Turkey has withdrawn from a two-day summit on Libya that is being held in Italy with “deep disappointment,” Turkish Vice President Fuat Oktay told reporters on Tuesday, objecting to what he said was Ankara’s exclusion from some of the talks, Reuters reported.
“Any meeting that excludes Turkey would prove to be counterproductive for the solution of this problem,” Oktay said. He was speaking from Palermo, where a two-day Libya summit is being held to discuss a UN peace plan to stabilize the North African country, in turmoil since 2011.
Many of Libya’s leading factions met on Monday in Palermo in an effort to reunite the country’s institutions and find a new path to elections that a previous French-convened conference failed to achieve, The Guardian reported.

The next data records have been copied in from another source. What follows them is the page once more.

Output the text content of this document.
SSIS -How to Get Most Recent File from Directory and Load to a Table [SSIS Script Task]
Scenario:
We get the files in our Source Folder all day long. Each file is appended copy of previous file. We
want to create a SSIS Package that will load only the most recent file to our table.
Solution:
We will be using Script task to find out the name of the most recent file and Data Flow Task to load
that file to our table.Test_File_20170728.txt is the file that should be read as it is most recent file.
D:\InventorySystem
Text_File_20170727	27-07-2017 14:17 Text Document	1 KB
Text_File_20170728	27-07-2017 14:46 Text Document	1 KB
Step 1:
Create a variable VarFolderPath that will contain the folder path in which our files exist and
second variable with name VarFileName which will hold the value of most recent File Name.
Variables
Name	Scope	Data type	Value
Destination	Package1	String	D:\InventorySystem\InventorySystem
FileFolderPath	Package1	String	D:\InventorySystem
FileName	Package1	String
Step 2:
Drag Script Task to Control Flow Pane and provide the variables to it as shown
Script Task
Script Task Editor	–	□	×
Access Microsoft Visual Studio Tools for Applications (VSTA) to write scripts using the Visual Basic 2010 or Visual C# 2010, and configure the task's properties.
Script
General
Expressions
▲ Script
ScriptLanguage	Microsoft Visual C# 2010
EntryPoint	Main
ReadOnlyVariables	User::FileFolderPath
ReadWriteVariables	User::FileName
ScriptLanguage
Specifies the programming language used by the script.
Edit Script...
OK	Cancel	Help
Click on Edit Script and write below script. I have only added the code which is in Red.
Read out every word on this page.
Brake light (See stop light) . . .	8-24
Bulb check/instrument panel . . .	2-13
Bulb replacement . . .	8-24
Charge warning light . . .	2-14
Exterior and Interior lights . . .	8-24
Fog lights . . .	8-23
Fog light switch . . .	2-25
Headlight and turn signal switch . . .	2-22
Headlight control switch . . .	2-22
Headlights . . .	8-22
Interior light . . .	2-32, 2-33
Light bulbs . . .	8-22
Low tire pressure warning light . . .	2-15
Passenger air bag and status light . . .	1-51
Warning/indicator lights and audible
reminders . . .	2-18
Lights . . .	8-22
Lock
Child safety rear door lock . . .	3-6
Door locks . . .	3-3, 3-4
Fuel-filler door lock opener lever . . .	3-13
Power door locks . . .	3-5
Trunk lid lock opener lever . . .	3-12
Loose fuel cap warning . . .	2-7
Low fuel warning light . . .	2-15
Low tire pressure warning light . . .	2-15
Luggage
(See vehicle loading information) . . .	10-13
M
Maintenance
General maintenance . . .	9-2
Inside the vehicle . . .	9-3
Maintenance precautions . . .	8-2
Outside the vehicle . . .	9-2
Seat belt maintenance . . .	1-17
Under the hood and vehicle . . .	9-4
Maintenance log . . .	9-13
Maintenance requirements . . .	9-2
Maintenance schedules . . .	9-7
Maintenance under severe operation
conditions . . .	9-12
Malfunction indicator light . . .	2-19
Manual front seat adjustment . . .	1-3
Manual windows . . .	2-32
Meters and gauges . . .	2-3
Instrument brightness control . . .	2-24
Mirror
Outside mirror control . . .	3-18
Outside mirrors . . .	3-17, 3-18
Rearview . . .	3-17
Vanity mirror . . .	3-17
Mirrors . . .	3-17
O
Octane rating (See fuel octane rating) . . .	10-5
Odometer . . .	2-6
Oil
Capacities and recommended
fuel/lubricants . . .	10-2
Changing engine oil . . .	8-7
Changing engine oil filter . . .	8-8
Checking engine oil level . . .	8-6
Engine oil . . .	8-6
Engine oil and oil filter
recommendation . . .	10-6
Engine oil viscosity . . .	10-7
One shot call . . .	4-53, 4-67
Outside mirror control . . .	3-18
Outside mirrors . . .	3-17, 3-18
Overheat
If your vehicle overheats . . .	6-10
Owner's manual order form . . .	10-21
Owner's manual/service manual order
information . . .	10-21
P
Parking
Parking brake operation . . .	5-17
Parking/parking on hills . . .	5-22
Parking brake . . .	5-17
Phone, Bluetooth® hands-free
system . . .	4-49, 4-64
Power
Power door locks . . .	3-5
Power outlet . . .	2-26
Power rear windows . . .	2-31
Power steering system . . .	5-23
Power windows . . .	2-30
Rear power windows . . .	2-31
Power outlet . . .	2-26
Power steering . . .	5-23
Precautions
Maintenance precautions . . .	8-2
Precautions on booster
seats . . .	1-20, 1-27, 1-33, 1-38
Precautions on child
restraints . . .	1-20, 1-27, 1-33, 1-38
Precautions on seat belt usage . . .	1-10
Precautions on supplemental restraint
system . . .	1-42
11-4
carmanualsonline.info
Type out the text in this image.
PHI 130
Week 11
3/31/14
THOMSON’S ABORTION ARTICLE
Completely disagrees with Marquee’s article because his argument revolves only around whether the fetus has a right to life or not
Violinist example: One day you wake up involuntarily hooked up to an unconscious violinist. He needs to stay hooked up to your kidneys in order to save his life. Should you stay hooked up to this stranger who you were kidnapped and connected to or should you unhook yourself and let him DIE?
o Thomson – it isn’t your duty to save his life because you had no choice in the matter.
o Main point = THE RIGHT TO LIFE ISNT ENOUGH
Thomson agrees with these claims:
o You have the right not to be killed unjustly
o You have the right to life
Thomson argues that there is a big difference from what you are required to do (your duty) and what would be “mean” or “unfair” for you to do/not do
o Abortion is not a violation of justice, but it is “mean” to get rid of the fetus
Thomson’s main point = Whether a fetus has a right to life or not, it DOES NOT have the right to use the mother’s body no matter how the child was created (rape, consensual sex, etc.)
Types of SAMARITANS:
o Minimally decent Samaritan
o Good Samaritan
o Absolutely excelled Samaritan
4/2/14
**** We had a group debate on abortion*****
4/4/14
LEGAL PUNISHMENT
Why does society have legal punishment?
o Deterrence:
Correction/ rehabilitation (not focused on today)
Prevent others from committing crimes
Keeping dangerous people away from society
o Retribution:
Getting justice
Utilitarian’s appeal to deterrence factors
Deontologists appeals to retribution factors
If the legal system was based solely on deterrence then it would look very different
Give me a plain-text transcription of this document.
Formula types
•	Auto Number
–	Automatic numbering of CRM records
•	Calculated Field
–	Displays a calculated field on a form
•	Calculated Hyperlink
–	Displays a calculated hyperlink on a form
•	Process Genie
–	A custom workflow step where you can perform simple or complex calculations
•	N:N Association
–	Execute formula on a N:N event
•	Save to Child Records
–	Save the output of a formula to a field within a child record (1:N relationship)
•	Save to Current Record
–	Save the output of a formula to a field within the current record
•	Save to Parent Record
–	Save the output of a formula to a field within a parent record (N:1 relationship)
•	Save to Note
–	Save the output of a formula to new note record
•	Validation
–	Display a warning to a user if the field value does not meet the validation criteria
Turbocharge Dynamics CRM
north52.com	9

The two-day conference symbolizes an Italian determination to regain diplomatic responsibility for Libya after the French president, Emmanuel Macron, convened a surprise summit in Paris in May in a bid to push for Libyan elections on Dec. 10.
Although Italian Prime Minister Giuseppe Conte hoped for a high profile summit, the meetings were in disarray, as US President Donald Trump and Russian President Vladimir Putin did not show up.
Even Conte did not arrive until mid-afternoon, while the Italian foreign minister, Enzo Moavero, surprised some observers by flying to Brussels, according to The Guardian.